By Lillie Williams, intern, Voiland College of Engineering and Architecture
No, they’re not telepathic and they don’t feel each other’s pain.
But, twin brothers Joseph and Mario Guerrero have the ideal roommate, greatest support system, and easiest video game partner: each other.
Mario, who studies mechanical engineering, and Joseph, a computer science major, became interested in science and technology at a young age, making numerous trips to the library and spending hours on the computer. Participation in the Museum of Flight’s Washington Aerospace Scholars program in high school inspired them to pursue science and technology in college.
“Visiting companies and talking to people who are part of the aerospace industry made it seem less like a fantasy and more of an attainable goal,” said Mario.

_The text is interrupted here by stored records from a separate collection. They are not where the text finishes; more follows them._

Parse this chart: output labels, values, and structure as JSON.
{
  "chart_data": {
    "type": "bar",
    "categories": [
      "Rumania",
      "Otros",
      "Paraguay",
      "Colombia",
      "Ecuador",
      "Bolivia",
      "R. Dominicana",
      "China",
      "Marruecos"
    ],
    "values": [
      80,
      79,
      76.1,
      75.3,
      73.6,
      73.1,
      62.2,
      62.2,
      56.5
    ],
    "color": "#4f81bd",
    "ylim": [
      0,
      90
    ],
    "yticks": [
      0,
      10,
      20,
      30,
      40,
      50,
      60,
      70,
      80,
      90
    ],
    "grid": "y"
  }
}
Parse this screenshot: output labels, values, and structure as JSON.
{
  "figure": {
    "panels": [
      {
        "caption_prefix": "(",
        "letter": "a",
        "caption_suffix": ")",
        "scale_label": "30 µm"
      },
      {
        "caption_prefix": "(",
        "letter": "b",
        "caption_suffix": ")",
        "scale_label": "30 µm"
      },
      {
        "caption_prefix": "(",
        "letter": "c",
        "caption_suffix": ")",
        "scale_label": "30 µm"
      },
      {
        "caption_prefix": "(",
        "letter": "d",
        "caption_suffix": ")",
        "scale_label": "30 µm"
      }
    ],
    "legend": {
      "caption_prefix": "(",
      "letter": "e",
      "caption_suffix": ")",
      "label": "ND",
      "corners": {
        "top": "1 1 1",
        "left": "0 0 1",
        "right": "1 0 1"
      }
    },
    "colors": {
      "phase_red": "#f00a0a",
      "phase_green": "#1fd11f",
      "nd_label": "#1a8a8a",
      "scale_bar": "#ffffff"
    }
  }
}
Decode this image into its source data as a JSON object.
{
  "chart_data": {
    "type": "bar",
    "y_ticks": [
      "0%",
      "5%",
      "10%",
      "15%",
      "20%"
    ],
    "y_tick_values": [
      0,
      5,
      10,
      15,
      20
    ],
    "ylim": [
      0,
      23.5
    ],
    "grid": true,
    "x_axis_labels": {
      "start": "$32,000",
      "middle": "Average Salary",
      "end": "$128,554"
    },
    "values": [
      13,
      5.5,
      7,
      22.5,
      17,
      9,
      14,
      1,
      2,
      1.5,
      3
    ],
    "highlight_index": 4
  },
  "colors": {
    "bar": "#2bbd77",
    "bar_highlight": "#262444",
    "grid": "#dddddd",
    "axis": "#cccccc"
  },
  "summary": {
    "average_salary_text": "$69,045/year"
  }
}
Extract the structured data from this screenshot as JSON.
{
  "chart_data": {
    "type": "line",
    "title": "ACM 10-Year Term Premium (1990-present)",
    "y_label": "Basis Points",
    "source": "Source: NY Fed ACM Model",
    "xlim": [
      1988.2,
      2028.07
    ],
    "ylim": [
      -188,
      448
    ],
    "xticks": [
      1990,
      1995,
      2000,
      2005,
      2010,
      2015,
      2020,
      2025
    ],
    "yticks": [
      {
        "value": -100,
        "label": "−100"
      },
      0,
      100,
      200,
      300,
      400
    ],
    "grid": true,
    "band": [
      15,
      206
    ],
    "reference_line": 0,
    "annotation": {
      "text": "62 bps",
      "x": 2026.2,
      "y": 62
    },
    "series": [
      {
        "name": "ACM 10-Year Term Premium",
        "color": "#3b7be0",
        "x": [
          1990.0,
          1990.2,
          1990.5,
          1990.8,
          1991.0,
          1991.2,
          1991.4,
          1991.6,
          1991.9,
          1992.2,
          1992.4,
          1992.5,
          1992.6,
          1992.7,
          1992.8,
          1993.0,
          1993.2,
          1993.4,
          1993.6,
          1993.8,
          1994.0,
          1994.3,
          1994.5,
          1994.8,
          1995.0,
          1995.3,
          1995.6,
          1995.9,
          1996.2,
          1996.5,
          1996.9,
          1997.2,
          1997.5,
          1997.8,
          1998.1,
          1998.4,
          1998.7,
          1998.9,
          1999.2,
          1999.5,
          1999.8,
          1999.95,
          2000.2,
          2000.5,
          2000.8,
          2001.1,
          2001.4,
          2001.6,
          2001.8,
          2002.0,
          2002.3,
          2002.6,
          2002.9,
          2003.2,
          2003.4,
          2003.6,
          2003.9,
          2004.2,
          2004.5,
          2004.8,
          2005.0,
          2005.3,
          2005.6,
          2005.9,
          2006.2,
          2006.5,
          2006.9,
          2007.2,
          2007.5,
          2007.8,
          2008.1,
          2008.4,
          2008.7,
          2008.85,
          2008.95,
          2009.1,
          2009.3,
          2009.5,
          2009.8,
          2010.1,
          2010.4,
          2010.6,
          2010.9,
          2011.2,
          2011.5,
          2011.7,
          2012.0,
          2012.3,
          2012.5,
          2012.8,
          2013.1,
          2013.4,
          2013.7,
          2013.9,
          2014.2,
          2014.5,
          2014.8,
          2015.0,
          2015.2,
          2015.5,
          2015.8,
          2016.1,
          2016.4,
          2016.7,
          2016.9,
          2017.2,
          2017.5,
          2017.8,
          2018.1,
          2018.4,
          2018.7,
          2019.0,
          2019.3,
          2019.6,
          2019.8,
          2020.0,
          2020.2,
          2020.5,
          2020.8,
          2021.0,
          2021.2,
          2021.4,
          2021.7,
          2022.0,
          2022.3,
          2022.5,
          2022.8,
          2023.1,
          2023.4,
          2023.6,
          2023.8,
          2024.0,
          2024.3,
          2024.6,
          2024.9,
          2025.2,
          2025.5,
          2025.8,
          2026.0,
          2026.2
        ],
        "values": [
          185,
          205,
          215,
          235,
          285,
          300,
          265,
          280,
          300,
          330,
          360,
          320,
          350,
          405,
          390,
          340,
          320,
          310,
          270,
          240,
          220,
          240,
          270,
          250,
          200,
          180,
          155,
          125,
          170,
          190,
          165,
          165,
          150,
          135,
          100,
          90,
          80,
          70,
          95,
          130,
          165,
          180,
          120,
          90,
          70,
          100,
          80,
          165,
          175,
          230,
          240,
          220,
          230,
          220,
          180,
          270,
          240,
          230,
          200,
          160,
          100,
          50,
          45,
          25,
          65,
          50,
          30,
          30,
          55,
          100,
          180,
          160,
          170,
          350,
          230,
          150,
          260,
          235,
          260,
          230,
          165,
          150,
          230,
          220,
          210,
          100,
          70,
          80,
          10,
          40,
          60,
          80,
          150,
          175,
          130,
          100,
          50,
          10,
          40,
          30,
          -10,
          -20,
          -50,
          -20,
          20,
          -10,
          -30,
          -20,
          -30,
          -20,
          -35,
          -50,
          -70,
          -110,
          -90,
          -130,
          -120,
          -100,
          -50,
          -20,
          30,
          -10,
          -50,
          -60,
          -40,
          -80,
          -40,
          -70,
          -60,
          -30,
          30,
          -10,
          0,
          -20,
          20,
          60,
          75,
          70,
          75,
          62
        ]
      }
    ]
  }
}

Even though they’re twin brothers, the rigorous program taught them valuable lessons in team work.
“If you’ve never experienced that level of collaboration, you just assume that your future in science will be like your high school classes—where you’re by yourself and relying on yourself,” said Mario.
“Seeing what motivated, young minds can do together in only a week’s time was inspiring,” added Joseph.
The brothers, originally from Snohomish, Washington, attended the University of Portland and briefly the University of Washington before transferring to WSU.
WSU offered more of a community-based feeling and big-time resources, Mario said.
Since arriving at WSU, the brothers have used their skills as members of WSU’s Cougs in Space and Amateur Radio clubs. Cougs in Space is a NASA-funded student project to build a small satellite, set to launch into space in 2019.
Joseph is president of the radio club and is helping with the communications system for the Cougs in Space satellite. Mario is the leader of Cougs in Space’s thermal team, working on modeling the space environment for the satellite.
Through this experience, the brothers are getting hands-on learning while they get the chance to make valuable industry connections – which are helping them grow and develop into professionals. The twins explain that Cougs in Space emulates a business in a club structure, helping with fundamental relationships as well.
“As we talk to everyone, from recent graduates to people who are embedded in real research,” said Joseph, “we’re learning so much and gaining real-world experience.”
“College club experiences are able to help with the future and are a lot more real than what you see in a college brochure,” said Mario.